Mapping computational requirements

The memory requirements of Map Reads to Reference depends on four factors. The size of the reference, the length of the reads, the read error rate and the number of CPU cores available. The limiting factor is often the size of the reference while the contribution of the other three factors to the total memory consumption is usually small (see below).

A good estimate for the memory required by the base space read mapper to represent a reference is one MB for each Mbp in the reference. For example the human reference genome requires $ 3200 * 1MB = 3.2GB$ of memory. The color space mapper is able to scale down its memory consumption, such that even large references can be represented using small amounts of memory. However, when the memory consumption is scaled down it causes the read mapping to become slower.

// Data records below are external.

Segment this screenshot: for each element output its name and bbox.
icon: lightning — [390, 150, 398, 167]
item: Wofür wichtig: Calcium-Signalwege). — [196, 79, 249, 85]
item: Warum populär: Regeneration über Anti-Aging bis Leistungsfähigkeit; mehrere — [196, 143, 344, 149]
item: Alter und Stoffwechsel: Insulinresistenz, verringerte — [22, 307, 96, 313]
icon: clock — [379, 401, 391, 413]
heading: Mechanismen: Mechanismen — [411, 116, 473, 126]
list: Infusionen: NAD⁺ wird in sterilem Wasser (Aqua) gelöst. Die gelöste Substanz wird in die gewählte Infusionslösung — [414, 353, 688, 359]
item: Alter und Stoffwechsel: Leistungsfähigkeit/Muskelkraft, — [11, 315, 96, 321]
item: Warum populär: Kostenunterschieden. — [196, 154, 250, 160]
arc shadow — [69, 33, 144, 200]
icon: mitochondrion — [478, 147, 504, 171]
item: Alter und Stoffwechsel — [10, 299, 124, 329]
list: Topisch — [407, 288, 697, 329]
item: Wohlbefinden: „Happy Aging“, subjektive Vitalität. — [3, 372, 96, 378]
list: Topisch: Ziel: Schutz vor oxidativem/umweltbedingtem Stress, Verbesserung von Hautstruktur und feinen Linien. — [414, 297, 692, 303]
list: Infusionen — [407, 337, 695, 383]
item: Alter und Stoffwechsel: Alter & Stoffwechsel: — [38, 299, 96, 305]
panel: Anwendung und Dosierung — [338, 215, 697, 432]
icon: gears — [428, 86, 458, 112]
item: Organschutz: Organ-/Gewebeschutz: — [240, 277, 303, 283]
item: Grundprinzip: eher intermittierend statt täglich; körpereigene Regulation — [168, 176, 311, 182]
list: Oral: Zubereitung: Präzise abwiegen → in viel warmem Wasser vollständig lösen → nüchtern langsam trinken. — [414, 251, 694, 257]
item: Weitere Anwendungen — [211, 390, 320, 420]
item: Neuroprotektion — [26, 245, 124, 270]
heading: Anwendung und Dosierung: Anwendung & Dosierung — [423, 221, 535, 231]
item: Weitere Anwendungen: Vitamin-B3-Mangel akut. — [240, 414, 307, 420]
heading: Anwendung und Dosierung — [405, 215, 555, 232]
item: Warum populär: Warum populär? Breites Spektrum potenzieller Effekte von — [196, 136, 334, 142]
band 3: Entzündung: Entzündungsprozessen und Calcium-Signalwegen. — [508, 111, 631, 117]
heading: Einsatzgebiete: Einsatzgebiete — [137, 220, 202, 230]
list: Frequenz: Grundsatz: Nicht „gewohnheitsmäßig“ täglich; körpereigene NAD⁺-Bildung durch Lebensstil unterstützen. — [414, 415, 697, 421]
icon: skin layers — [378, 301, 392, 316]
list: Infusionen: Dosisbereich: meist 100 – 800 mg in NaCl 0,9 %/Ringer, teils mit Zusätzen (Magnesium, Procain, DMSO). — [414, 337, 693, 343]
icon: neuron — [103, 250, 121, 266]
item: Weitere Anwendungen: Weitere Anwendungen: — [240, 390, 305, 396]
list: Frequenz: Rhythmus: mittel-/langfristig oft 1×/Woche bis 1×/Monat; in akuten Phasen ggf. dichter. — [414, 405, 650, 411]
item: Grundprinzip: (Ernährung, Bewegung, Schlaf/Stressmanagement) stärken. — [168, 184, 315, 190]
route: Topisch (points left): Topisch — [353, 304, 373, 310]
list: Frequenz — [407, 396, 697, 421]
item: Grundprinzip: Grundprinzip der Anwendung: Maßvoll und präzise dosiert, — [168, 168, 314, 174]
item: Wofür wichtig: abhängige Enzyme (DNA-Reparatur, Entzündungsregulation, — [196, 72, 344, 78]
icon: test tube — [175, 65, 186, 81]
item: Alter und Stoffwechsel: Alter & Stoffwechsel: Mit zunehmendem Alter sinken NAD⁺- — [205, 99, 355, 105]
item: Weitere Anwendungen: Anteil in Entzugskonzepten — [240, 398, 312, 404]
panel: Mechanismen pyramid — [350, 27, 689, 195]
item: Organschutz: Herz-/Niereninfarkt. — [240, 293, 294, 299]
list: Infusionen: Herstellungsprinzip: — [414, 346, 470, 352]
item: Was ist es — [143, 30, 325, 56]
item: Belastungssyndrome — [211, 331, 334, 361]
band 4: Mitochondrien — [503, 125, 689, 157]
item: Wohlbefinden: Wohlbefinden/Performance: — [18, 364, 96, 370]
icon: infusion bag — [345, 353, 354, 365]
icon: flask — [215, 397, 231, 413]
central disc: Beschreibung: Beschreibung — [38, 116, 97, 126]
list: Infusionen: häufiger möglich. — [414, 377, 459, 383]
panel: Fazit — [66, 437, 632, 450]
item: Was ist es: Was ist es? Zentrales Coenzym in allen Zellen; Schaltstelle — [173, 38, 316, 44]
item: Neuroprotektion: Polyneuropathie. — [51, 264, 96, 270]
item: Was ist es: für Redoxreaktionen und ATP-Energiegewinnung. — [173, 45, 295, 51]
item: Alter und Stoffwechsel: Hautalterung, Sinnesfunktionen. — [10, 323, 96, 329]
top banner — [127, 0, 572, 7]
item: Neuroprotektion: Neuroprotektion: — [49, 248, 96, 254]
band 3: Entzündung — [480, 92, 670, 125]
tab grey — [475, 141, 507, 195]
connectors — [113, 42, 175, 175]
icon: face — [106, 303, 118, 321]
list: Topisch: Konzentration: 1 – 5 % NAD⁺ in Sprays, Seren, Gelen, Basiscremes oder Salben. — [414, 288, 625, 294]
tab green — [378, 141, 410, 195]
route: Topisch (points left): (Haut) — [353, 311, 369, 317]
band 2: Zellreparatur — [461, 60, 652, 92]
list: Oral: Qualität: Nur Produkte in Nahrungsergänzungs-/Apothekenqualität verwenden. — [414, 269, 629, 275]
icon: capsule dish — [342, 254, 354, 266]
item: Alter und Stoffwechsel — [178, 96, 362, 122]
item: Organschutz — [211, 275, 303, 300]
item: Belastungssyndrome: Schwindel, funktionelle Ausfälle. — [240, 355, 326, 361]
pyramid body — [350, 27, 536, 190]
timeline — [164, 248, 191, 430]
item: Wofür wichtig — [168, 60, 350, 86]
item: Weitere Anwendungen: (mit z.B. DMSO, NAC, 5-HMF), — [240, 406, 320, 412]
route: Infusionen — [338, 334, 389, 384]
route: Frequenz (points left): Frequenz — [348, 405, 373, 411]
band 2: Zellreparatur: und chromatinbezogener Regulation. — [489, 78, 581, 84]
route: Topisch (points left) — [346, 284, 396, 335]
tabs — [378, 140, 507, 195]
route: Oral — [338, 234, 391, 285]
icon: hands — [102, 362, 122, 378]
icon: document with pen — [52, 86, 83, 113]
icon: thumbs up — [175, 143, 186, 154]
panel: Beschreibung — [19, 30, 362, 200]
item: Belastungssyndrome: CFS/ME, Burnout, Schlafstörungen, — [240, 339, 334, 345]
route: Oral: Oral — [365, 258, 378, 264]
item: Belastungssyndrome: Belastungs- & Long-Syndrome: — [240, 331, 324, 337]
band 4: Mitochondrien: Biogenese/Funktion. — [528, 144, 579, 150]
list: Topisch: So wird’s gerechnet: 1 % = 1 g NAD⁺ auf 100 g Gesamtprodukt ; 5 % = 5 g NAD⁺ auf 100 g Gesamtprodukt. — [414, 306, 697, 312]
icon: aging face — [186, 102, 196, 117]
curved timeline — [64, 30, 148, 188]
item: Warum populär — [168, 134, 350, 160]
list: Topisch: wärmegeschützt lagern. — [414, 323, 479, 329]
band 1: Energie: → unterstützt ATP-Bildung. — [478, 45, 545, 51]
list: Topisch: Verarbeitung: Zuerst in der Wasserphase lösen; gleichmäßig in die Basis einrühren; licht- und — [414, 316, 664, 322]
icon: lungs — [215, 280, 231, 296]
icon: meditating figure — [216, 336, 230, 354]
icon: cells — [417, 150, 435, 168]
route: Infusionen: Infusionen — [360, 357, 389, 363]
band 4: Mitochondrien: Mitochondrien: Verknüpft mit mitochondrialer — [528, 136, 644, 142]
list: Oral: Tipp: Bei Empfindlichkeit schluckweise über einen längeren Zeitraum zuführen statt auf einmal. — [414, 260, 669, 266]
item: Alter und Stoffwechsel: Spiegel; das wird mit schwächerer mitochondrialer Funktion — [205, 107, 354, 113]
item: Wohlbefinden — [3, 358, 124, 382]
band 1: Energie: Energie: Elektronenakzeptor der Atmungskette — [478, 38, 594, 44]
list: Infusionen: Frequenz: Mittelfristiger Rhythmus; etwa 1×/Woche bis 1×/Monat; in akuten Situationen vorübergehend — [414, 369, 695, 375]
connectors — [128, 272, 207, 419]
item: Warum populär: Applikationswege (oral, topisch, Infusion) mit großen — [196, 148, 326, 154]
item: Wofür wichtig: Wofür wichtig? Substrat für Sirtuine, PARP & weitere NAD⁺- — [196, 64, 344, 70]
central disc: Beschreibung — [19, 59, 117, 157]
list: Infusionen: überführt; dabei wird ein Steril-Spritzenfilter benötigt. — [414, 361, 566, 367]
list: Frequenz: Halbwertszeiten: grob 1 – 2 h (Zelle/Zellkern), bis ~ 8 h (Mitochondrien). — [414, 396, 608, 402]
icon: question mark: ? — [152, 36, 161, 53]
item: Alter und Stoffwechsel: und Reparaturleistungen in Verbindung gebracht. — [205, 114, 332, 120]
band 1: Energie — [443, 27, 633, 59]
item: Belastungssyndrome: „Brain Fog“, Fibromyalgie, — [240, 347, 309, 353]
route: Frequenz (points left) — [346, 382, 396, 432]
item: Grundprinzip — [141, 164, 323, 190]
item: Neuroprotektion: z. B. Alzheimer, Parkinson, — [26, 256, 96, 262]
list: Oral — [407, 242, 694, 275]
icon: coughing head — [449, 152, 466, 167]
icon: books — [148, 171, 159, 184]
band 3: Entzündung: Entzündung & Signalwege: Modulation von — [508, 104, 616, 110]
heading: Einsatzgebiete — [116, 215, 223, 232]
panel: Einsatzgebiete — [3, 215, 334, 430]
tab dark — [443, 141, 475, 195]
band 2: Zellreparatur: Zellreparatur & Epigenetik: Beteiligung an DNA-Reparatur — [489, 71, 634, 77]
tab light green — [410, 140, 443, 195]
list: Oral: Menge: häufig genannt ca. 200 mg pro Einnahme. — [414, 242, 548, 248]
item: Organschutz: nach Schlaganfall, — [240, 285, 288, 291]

When mapping short high quality reads, such as Illumina reads, the added memory consumption per CPU core is small. However, when mapping long reads with a high error rate, such as PacBio reads, each CPU core can add several hundred MB to the total memory consumption. Consequently, mapping long reads with high error rate on a machine with many CPU cores, can cause a large increase in the memory requirements for all CLC read mappers. An additional 4GB of memory should be reserved for the CLC Genomics Workbench, and thus the recommended minimum amount of memory for mapping short high quality reads (e.g. Illumina reads) to the human genome is 8GB.